I was reminded of that fact recently when I browsed the Harry & David website. Among other things (nuts, cheesecakes, potpies, flowers, and even Christmas trees), that venerable company is famous for its luscious pears, so I went to their extensive pear gifts section to see what was on offer. The choices are dazzling, and they all have one thing in common: a single piece of fruit, somewhere in the mix, wrapped in gold foil. These shining temptations reminded me of the three golden apples of the Greek myth of Atalanta. Unwilling to marry, the superhumanly speedy Atalanta proposed to her father that she run a race against any potential suitor. If she lost, she would marry him. If he lost, he would be executed (Atalanta apparently didn’t like any loose ends). After several unfortunate young men met an unhappy fate, clever Hippomenes, who was madly in love with Atalanta, asked the goddess Aphrodite for help. She gave him three golden apples to drop strategically in Atalanta’s path during the race, promising him that they were irresistible. So he did, and each time Atalanta stopped to pick one up, he gained on her, ultimately winning both the race and her hand in marriage. The couple ended up happy, all because Atalanta was forced to take her time by a gift of food. (This being Greek mythology, they were turned into a pair of lions—but happy lions!—after Hippomenes forgot to thank Aphrodite for her gift. I tend to view that as a bonus piece of Greek wisdom on the subject of giving and receiving food: Always remember to write a thank-you note.)
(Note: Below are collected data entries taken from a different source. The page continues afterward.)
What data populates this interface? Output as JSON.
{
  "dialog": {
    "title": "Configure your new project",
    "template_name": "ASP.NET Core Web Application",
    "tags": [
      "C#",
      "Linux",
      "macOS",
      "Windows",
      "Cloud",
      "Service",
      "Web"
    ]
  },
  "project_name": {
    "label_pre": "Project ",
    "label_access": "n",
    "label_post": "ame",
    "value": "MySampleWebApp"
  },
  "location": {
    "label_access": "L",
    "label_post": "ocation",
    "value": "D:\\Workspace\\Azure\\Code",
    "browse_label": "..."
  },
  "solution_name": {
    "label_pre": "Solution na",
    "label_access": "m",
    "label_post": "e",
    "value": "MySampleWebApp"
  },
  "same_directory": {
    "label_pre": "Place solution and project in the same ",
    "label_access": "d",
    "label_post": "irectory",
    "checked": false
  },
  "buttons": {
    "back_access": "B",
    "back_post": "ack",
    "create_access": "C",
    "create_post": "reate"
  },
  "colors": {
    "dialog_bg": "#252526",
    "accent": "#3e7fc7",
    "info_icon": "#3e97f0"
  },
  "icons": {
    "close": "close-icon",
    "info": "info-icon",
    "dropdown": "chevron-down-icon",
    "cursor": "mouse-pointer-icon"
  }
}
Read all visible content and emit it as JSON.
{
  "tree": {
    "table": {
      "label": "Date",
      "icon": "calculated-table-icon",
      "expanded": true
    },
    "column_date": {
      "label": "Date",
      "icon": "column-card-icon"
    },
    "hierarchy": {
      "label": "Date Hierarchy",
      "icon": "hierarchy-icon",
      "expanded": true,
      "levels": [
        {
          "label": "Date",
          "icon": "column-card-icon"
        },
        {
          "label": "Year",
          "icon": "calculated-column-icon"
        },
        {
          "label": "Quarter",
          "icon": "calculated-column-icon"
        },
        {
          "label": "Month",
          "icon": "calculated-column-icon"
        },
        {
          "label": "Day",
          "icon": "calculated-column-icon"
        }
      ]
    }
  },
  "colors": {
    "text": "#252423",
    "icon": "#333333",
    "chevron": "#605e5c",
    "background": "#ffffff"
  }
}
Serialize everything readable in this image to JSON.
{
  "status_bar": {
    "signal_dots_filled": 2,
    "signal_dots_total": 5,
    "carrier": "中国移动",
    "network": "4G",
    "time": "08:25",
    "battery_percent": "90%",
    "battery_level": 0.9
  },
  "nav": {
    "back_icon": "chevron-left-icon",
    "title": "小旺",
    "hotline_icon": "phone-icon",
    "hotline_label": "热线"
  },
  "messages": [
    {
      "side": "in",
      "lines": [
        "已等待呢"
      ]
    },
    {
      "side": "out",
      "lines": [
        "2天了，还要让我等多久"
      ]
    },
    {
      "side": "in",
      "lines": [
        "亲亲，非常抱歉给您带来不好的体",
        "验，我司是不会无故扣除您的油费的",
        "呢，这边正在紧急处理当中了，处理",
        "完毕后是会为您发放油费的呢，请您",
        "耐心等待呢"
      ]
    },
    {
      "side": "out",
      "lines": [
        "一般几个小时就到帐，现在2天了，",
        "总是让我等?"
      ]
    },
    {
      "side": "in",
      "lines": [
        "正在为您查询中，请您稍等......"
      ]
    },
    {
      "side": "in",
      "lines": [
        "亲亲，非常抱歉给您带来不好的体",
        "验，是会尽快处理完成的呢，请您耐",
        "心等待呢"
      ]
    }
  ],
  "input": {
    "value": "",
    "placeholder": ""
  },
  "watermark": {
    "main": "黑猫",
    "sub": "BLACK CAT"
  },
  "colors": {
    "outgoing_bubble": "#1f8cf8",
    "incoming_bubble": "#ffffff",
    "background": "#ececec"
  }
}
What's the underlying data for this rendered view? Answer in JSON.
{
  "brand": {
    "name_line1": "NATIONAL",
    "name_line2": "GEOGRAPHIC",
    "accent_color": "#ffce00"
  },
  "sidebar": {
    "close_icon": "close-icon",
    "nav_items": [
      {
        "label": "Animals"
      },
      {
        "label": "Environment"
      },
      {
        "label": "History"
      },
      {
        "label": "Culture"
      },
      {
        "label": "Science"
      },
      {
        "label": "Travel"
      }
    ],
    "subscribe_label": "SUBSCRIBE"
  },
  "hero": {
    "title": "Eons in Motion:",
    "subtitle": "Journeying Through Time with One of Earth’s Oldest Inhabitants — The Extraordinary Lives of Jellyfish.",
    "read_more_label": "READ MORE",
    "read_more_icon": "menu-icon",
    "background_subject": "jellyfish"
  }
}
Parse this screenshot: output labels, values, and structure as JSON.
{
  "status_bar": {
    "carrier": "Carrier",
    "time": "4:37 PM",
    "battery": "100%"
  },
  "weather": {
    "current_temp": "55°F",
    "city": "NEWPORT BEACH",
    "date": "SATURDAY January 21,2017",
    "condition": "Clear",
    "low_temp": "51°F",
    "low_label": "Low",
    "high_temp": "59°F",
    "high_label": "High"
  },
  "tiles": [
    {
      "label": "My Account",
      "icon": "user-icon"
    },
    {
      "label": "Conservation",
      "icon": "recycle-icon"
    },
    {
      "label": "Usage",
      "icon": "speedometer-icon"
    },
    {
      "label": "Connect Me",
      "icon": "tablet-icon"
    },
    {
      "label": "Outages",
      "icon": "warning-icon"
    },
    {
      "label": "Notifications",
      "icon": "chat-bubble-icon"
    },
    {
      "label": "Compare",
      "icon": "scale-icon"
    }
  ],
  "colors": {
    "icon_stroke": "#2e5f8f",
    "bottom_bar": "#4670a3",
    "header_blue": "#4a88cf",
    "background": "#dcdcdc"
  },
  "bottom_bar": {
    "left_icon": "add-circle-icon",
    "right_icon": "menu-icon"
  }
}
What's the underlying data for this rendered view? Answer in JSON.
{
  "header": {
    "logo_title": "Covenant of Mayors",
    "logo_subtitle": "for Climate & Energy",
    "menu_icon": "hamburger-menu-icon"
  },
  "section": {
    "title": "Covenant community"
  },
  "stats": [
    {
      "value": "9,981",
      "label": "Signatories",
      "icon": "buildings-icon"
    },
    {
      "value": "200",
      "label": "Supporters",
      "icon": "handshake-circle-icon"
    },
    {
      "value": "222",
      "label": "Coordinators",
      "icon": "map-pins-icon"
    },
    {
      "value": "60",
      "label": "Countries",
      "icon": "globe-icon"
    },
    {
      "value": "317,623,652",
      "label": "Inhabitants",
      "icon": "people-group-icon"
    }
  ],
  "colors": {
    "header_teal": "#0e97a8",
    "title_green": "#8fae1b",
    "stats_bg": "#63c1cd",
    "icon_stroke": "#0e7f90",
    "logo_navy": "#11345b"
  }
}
I haven’t started my holiday shopping yet, but I have visions of various treats in my head. I like to think of some friends down in Washington, DC, taking the time to fry up their favorite bacon and then enjoying it together some cold winter morning, and of my British nephews, whom I won’t see this year, lying quietly on the carpet after the gift-unwrapping frenzy, slowly savoring their favorite American candy. Among my orders, of course, are several DeLuxe Fruitcakes, to be delivered to all my family members’ homes. And though the bakery is selling a presliced version this year, I won’t be buying it. I like to think of the plodding work of cutting as a kind of meditation all its own, a chance to reflect on the season and how things have changed since the last time I got a knife stuck amid the dense Texas pecans. This year, I’m getting one for myself, too. Regardless of who orders it, I don’t know any sound so portentous as the weighty thunk of that box hitting the doorstep.